他站在罗青蓝面前,湿淋淋的,歪着脑袋对他笑。
罗青蓝挑了挑眉,要把他往怀里带。
他像个湿滑的小泥鳅,从人家腋窝下面钻出去,顺便还在那地方摸了一把。
“青蓝哥,”他甩甩头发上的水,“有点儿困了,回去午睡吧。”
然后转身要往旁边走。
腰上不出所料被一双有力的胳膊环住,往后带过去,顺势按在了河岸边的沙地上。
唐怀芝装模作样打了个哈欠,“真困了。”
罗青蓝搭理他,带风似的一跨,压在了他身上。
河滩的沙地很软,膝盖跪在上面,软软地陷下去半寸。
罗青蓝缓缓膝行,直到膝盖压在唐怀芝脑袋两边,才停下来,居高临下地注视着他。
唐怀芝害怕地闭上眼睛,不敢看那里,忍不住在心里感叹,自己真是太欠儿了,欠儿出花来了。
真是活该啊…
喉咙疼也是活该啊…
这下好了,如愿被大将军抱回去,搂怀里午睡了…
这趟回京没有别的任务,一路上都很轻松,一行人吵吵闹闹,一个多月才到京城。
刚到城楼底下,一抬头,就瞧见城楼上站着几个人,使劲儿地往这挥舞袖子。
离京一年多,再见到昔日好友,唐怀芝立马兴奋地跳下马车。
庄满跟杜文蹊率先冲下来,跟他抱成一团。
贺询初缓缓过来,带着他那不正经的笑,跟罗青蓝搭了搭肩膀。
萧余提着药箱,跟在贺询初身后,跟那边三个滋哩哇啦的人相比,简直是稳重极了。
“真给小孩儿骗你太医署去了?”罗青蓝看着萧余道。
“怎么是骗?”贺询初拍了拍萧余的肩膀,“我家高徒有天赋,是要做下一个太医令的。”
萧余不好意思地低下头,脸颊悄悄红了起来,肩膀很小幅度地动了动,跟贺询初的肩膀挨近了些。
罗青蓝了然地勾勾嘴角,拍了拍萧余的另一边肩膀,“你师父最不正经,等你医术有成,便踹了他,我保你做太医令。”

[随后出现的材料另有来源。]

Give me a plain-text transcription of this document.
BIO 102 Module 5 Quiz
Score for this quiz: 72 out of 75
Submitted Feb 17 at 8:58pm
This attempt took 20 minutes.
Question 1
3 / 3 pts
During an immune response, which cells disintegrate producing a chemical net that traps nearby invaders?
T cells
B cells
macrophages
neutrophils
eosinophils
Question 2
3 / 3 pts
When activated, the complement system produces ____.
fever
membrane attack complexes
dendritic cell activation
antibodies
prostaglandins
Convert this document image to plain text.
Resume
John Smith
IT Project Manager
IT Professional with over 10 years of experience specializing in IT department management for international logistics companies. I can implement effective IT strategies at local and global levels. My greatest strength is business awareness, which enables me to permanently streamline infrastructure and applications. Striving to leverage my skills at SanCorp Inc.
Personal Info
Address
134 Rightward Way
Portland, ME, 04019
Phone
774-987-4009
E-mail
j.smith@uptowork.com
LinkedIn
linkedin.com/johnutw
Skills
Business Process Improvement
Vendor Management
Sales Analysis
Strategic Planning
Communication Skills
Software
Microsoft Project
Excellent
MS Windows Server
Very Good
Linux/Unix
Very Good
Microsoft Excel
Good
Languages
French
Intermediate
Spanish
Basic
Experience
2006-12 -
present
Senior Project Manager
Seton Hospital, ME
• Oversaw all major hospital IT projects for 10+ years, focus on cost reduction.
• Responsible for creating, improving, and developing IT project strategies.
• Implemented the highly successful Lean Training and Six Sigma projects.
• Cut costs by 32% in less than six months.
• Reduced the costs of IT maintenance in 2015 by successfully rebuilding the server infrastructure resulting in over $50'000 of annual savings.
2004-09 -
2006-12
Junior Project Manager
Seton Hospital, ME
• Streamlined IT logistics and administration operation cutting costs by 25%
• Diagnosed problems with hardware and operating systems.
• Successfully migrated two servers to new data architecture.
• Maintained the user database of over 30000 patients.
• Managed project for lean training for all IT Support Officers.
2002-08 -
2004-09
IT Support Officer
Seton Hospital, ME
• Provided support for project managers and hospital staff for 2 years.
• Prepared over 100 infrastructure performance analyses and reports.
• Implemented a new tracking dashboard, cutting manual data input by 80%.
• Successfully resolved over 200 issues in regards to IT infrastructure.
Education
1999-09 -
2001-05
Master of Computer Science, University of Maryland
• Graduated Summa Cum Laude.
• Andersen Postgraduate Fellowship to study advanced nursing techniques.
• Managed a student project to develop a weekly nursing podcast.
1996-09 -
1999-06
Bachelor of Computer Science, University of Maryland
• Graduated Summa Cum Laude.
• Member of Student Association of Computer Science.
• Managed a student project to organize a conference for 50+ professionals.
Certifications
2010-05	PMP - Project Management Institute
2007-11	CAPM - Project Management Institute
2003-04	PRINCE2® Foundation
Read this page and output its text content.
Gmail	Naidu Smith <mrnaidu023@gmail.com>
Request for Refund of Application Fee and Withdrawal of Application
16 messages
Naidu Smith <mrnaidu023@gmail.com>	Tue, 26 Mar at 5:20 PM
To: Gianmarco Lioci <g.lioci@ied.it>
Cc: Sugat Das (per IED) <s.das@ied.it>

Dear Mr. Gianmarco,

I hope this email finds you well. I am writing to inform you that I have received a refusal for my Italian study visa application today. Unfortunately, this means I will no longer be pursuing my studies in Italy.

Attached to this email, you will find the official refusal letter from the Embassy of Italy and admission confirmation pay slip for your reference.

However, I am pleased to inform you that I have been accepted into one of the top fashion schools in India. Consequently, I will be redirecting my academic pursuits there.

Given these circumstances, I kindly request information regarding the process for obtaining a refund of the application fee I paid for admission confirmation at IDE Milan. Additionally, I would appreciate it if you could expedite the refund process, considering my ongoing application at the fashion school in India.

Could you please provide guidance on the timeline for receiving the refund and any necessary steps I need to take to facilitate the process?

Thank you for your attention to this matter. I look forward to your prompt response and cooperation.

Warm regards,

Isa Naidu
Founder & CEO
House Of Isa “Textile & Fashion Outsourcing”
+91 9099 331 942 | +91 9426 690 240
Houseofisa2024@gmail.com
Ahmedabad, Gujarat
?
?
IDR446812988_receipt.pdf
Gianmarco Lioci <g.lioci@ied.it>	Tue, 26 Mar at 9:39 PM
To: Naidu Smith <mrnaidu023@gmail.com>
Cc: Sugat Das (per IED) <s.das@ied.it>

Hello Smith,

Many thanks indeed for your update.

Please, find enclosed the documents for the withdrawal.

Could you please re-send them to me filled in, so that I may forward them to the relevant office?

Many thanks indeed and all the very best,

贺询初“哟呵”一声,“啪”地把罗青蓝搭在他宝贝徒弟肩上的手打开,“别挑拨我们师徒关系!”
青宁军回京,罗青蓝要去军营,自有一番忙碌。
唐怀芝回府沐浴一番,换了身衣裳,便被拽着去吃酒了。
杜文蹊在丰乐楼顶了上好的雅间儿,要给他接风洗尘。
按杜文蹊的说法,今儿必然是不醉不归。
酒过三巡,杜文蹊开始拽着唐怀芝,诉说这一年他跟女学某位姑娘的纠缠。
“她温婉善良,才学过人,课上对弈时,我跟她隔着屏风朦胧相望,心动不已…”
“邀她来我母亲的雅集,想着能说上几句话,便托人悄悄给他送了花笺…”
“谁知她那哥哥也在,看了花笺,便是愤怒不已,竟独自过来寻我,将我痛打一番…”
自家兄弟有此等遭遇,唐怀芝自然要紧着安慰,大惊道:“那姑娘的哥哥不知你是谁?竟真的敢动手?”
杜文蹊嚎得更凶了,抓着唐怀芝的胳膊不放。